Oj my tez mamy psiaka,ale u mnie na tyle dobrze ze maz kolo 6 rano przed praca z nim wychodzi,no a nam zostaje reszta dniatroszke ciezko bo deszcz nie deszcz,trzeba wyjsc nie ma wymowki,ale tez damy rade;-);-)
U mnie też K. wychodzi rano i wieczorem ;-), tylko te cholerne wyjazdy jego :wściekła/y: wtedy muszę radzić sobie sama.

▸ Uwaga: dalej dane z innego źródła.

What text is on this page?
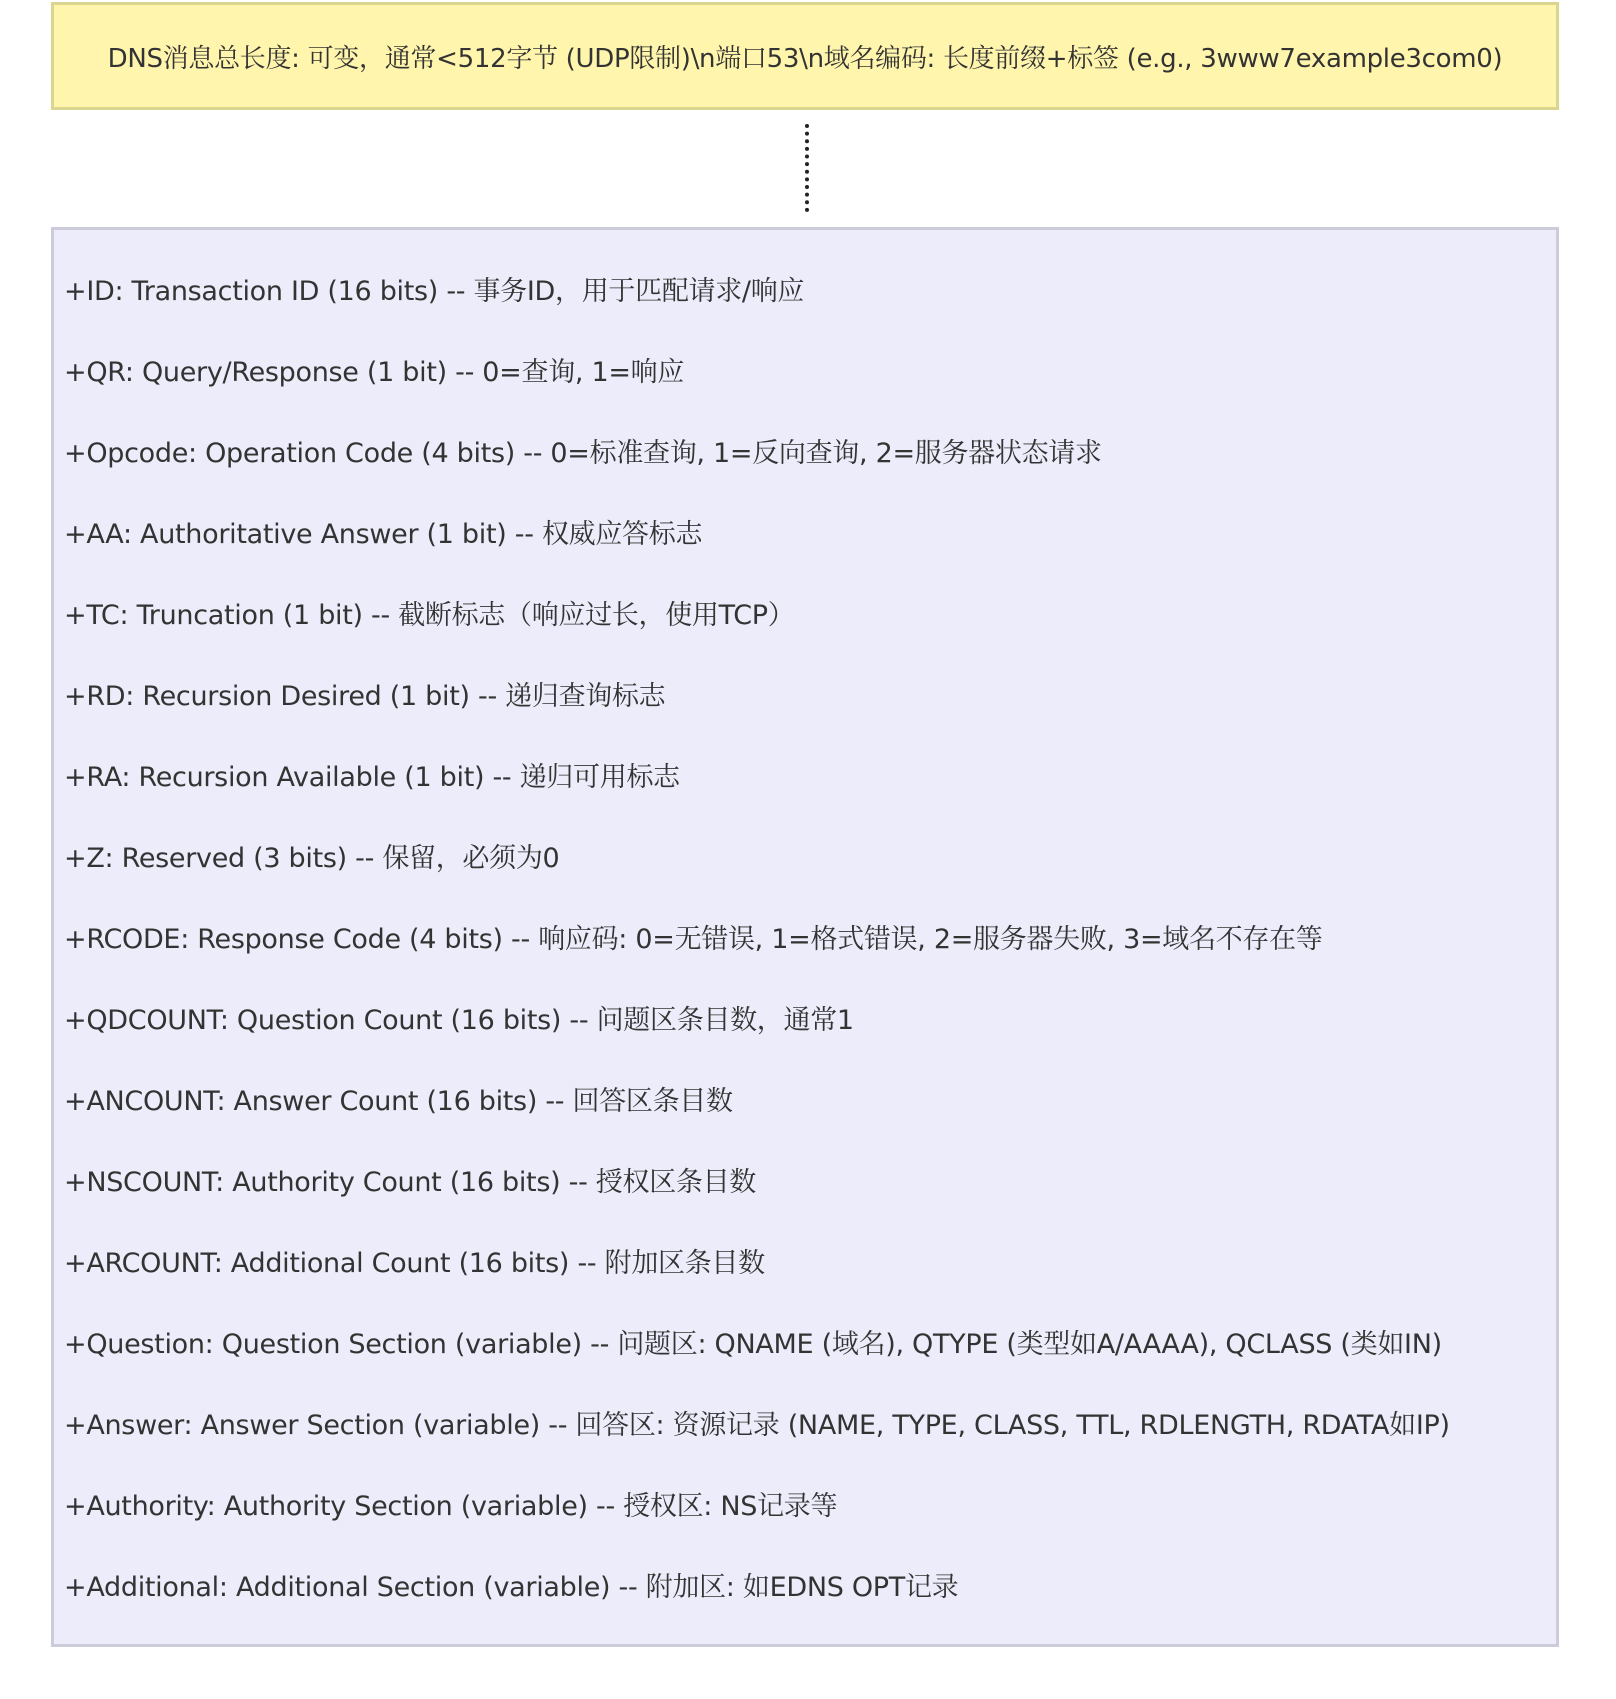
DNS消息总长度: 可变，通常<512字节 (UDP限制)\n端口53\n域名编码: 长度前缀+标签 (e.g., 3www7example3com0)
+ID: Transaction ID (16 bits) -- 事务ID，用于匹配请求/响应
+QR: Query/Response (1 bit) -- 0=查询, 1=响应
+Opcode: Operation Code (4 bits) -- 0=标准查询, 1=反向查询, 2=服务器状态请求
+AA: Authoritative Answer (1 bit) -- 权威应答标志
+TC: Truncation (1 bit) -- 截断标志（响应过长，使用TCP）
+RD: Recursion Desired (1 bit) -- 递归查询标志
+RA: Recursion Available (1 bit) -- 递归可用标志
+Z: Reserved (3 bits) -- 保留，必须为0
+RCODE: Response Code (4 bits) -- 响应码: 0=无错误, 1=格式错误, 2=服务器失败, 3=域名不存在等
+QDCOUNT: Question Count (16 bits) -- 问题区条目数，通常1
+ANCOUNT: Answer Count (16 bits) -- 回答区条目数
+NSCOUNT: Authority Count (16 bits) -- 授权区条目数
+ARCOUNT: Additional Count (16 bits) -- 附加区条目数
+Question: Question Section (variable) -- 问题区: QNAME (域名), QTYPE (类型如A/AAAA), QCLASS (类如IN)
+Answer: Answer Section (variable) -- 回答区: 资源记录 (NAME, TYPE, CLASS, TTL, RDLENGTH, RDATA如IP)
+Authority: Authority Section (variable) -- 授权区: NS记录等
+Additional: Additional Section (variable) -- 附加区: 如EDNS OPT记录
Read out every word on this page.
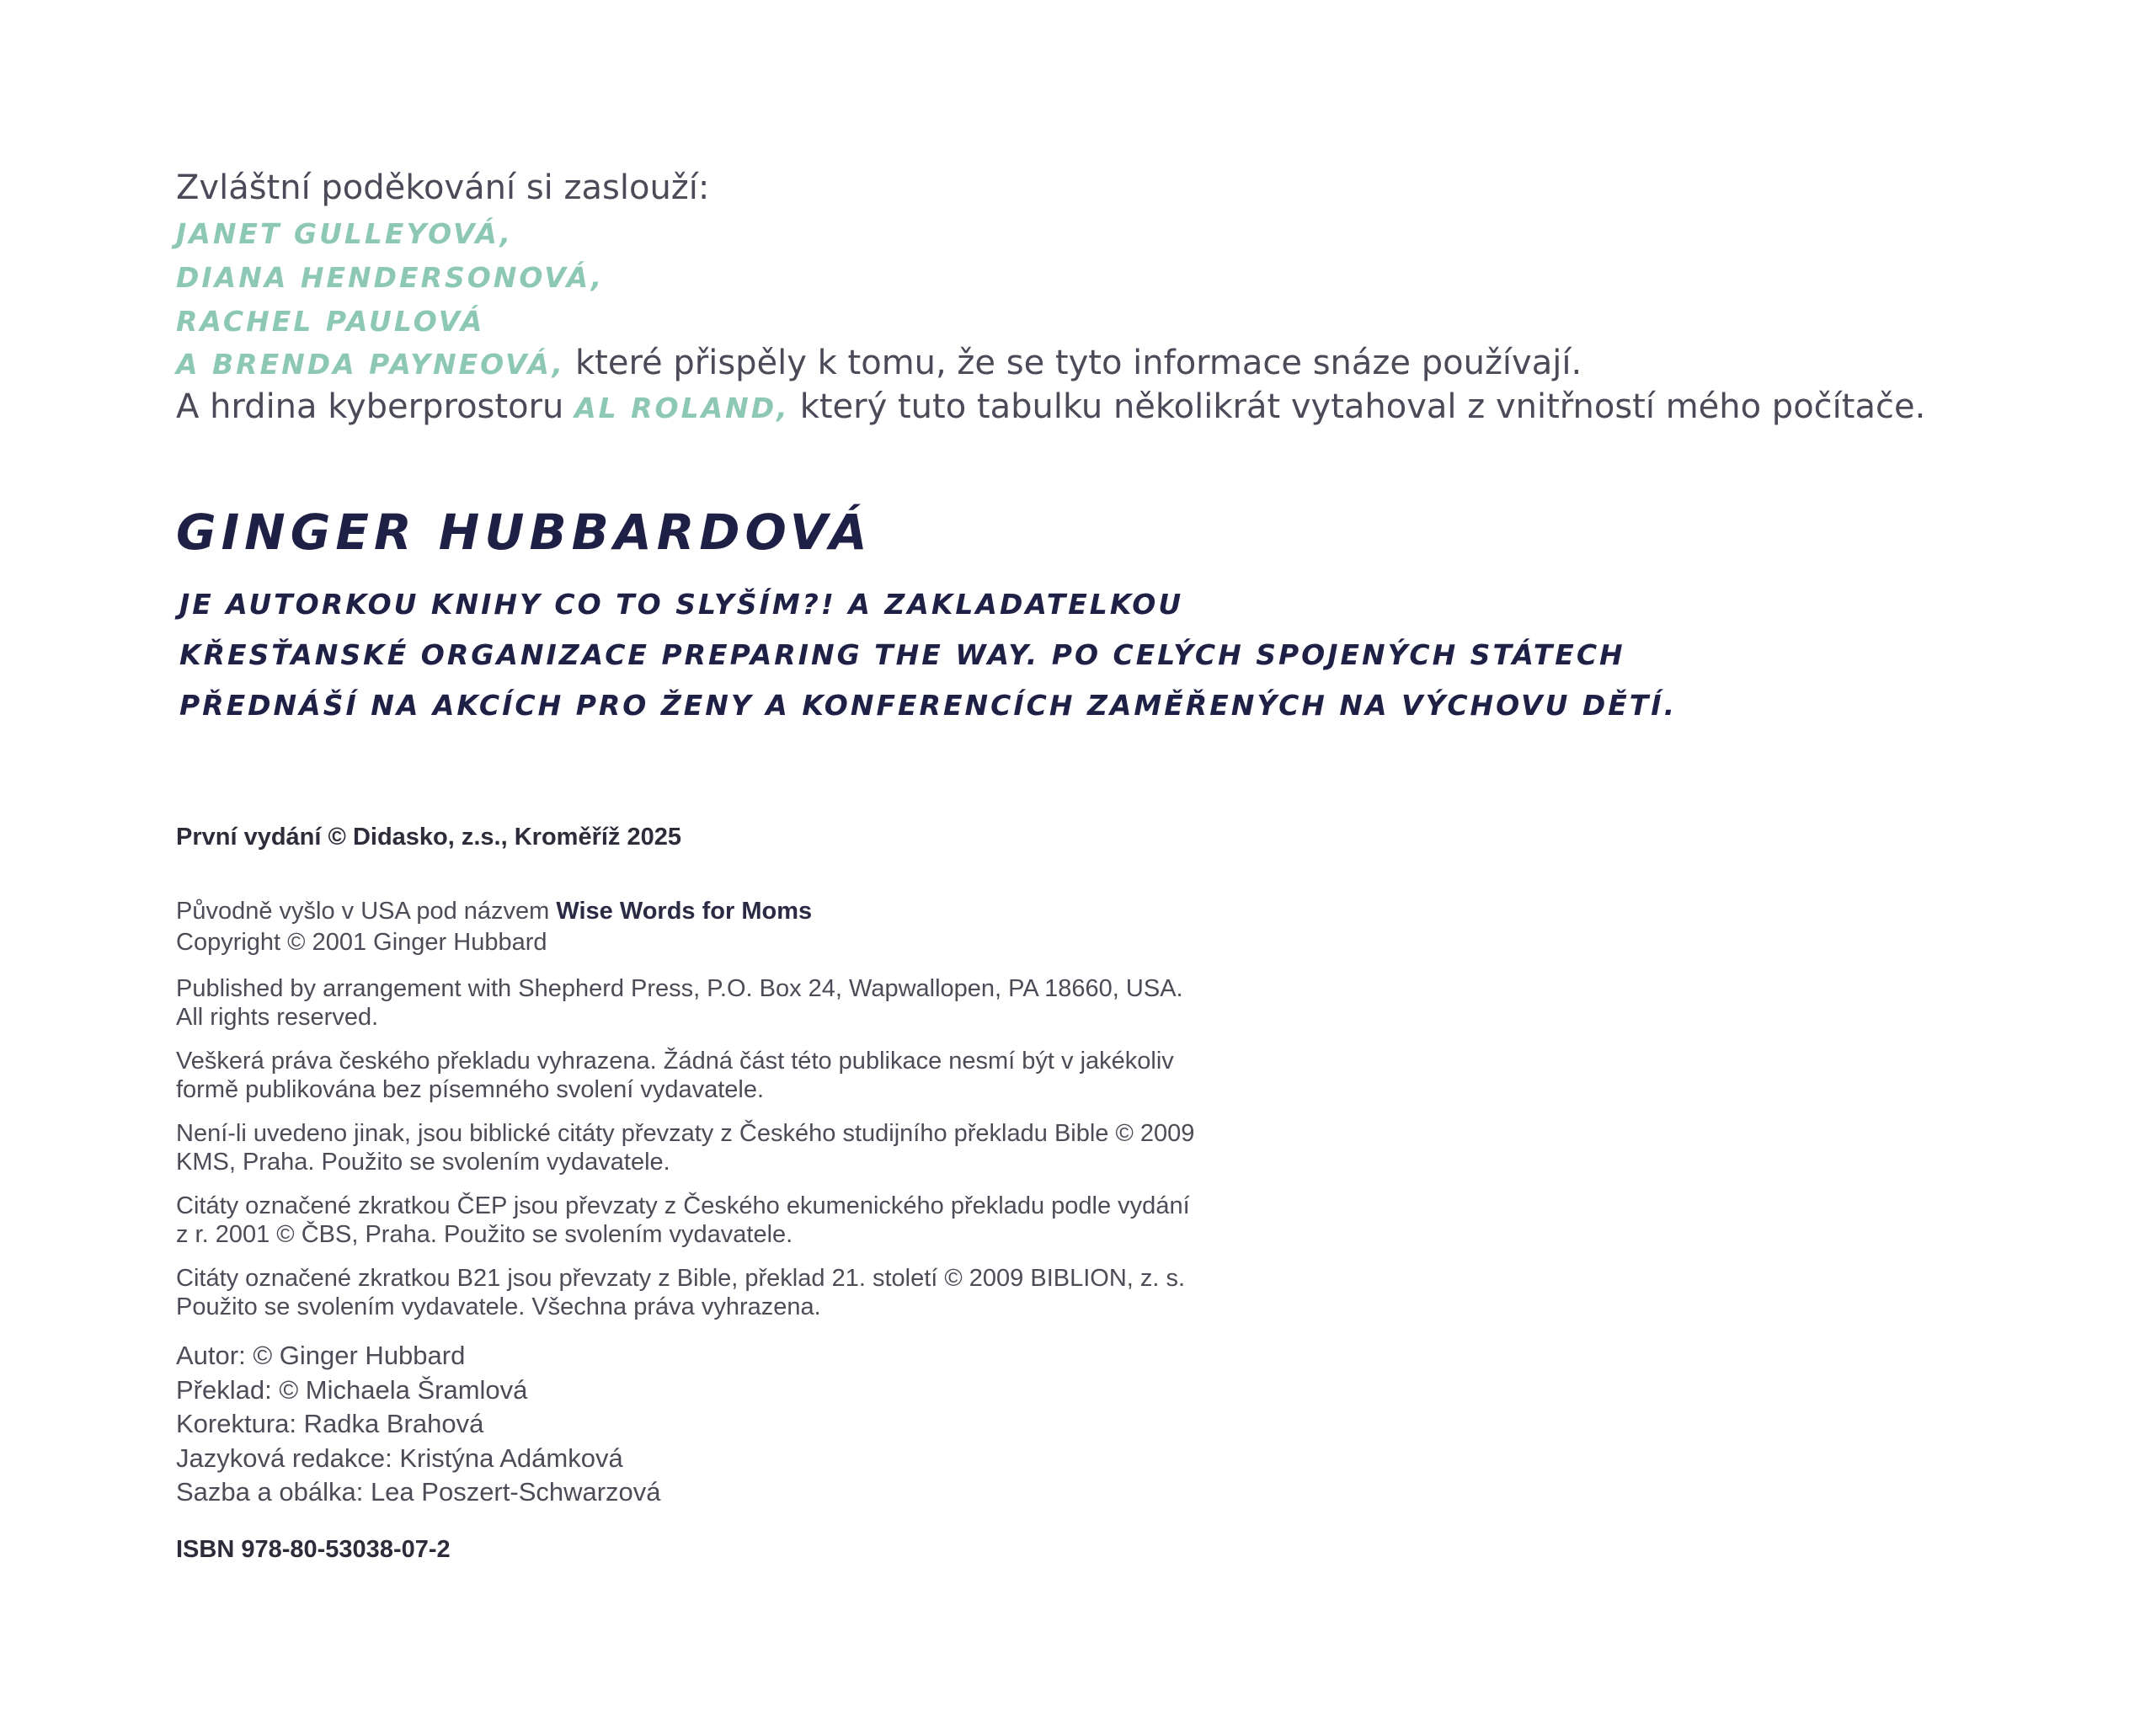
Zvláštní poděkování si zaslouží:
JANET GULLEYOVÁ,
DIANA HENDERSONOVÁ,
RACHEL PAULOVÁ
A BRENDA PAYNEOVÁ, které přispěly k tomu, že se tyto informace snáze používají.
A hrdina kyberprostoru AL ROLAND, který tuto tabulku několikrát vytahoval z vnitřností mého počítače.
GINGER HUBBARDOVÁ
JE AUTORKOU KNIHY CO TO SLYŠÍM?! A ZAKLADATELKOU
KŘESŤANSKÉ ORGANIZACE PREPARING THE WAY. PO CELÝCH SPOJENÝCH STÁTECH
PŘEDNÁŠÍ NA AKCÍCH PRO ŽENY A KONFERENCÍCH ZAMĚŘENÝCH NA VÝCHOVU DĚTÍ.
První vydání © Didasko, z.s., Kroměříž 2025
Původně vyšlo v USA pod názvem Wise Words for Moms
Copyright © 2001 Ginger Hubbard
Published by arrangement with Shepherd Press, P.O. Box 24, Wapwallopen, PA 18660, USA.
All rights reserved.
Veškerá práva českého překladu vyhrazena. Žádná část této publikace nesmí být v jakékoliv
formě publikována bez písemného svolení vydavatele.
Není-li uvedeno jinak, jsou biblické citáty převzaty z Českého studijního překladu Bible © 2009
KMS, Praha. Použito se svolením vydavatele.
Citáty označené zkratkou ČEP jsou převzaty z Českého ekumenického překladu podle vydání
z r. 2001 © ČBS, Praha. Použito se svolením vydavatele.
Citáty označené zkratkou B21 jsou převzaty z Bible, překlad 21. století © 2009 BIBLION, z. s.
Použito se svolením vydavatele. Všechna práva vyhrazena.
Autor: © Ginger Hubbard
Překlad: © Michaela Šramlová
Korektura: Radka Brahová
Jazyková redakce: Kristýna Adámková
Sazba a obálka: Lea Poszert-Schwarzová
ISBN 978-80-53038-07-2
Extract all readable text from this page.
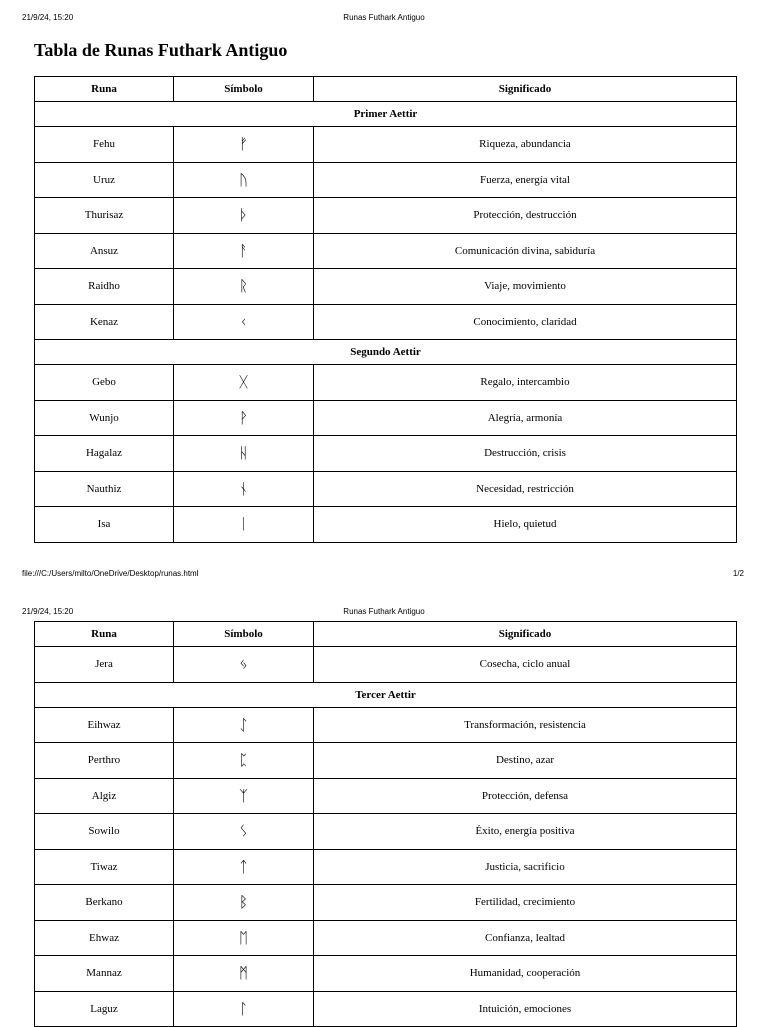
21/9/24, 15:20	Runas Futhark Antiguo
Tabla de Runas Futhark Antiguo
Runa	Símbolo	Significado
Primer Aettir		
Fehu	ᚠ	Riqueza, abundancia
Uruz	ᚢ	Fuerza, energía vital
Thurisaz	ᚦ	Protección, destrucción
Ansuz	ᚨ	Comunicación divina, sabiduría
Raidho	ᚱ	Viaje, movimiento
Kenaz	ᚲ	Conocimiento, claridad
Segundo Aettir		
Gebo	ᚷ	Regalo, intercambio
Wunjo	ᚹ	Alegría, armonía
Hagalaz	ᚺ	Destrucción, crisis
Nauthiz	ᚾ	Necesidad, restricción
Isa	ᛁ	Hielo, quietud
file:///C:/Users/milto/OneDrive/Desktop/runas.html	1/2
21/9/24, 15:20	Runas Futhark Antiguo
Runa	Símbolo	Significado
Jera	ᛃ	Cosecha, ciclo anual
Tercer Aettir		
Eihwaz	ᛇ	Transformación, resistencia
Perthro	ᛈ	Destino, azar
Algiz	ᛉ	Protección, defensa
Sowilo	ᛊ	Éxito, energía positiva
Tiwaz	ᛏ	Justicia, sacrificio
Berkano	ᛒ	Fertilidad, crecimiento
Ehwaz	ᛖ	Confianza, lealtad
Mannaz	ᛗ	Humanidad, cooperación
Laguz	ᛚ	Intuición, emociones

Dziś dzień mija super Piter cały czas śpi :-) no z małymi pobudkami, jak psu się nudzi. Siada koło łóżeczka i zaczyna auuuauuuuauuuu...:wściekła/y::wściekła/y:no i wtedy jest pobudka ku wielkiej radości psa :-D:-D
Nie muszę dodawać że mojej nie. ;-)
 
reklama
Martusia_78 dzieki za pomoc. Czyli jak bede z Mikolajem leciec to musze go na kolanach trzymac caly czas, tak? A jak te pasy bezpieczenstwa dzialaja? Nie krepuja ruchow maluszka? A co w sytuacji gdy musze do toalety wyjsc jak lece sama z malenstwem? Hmm... widze, ze taki lot to bedzie mega stresujace przezycie. A jak twoja starsza corunia, jak bylo mlodsza znosila latanie?

Michasia przespała cały lot w tą i spowrotem, przy starcie i lądowaniu karmiłam ją z piersi, a trzymałam ją na kolanach owiniętą w cienki kocyk, pas założyłam na ten kocyk zeby ją przez przypadek nie obtarł. Wyjście do toalety mi się nie zdarzyło...
Mi pozwolili wziąść do samolotu przenośna gondolę od wózka, mała spędziła w niej czas oczekiwania na samolot.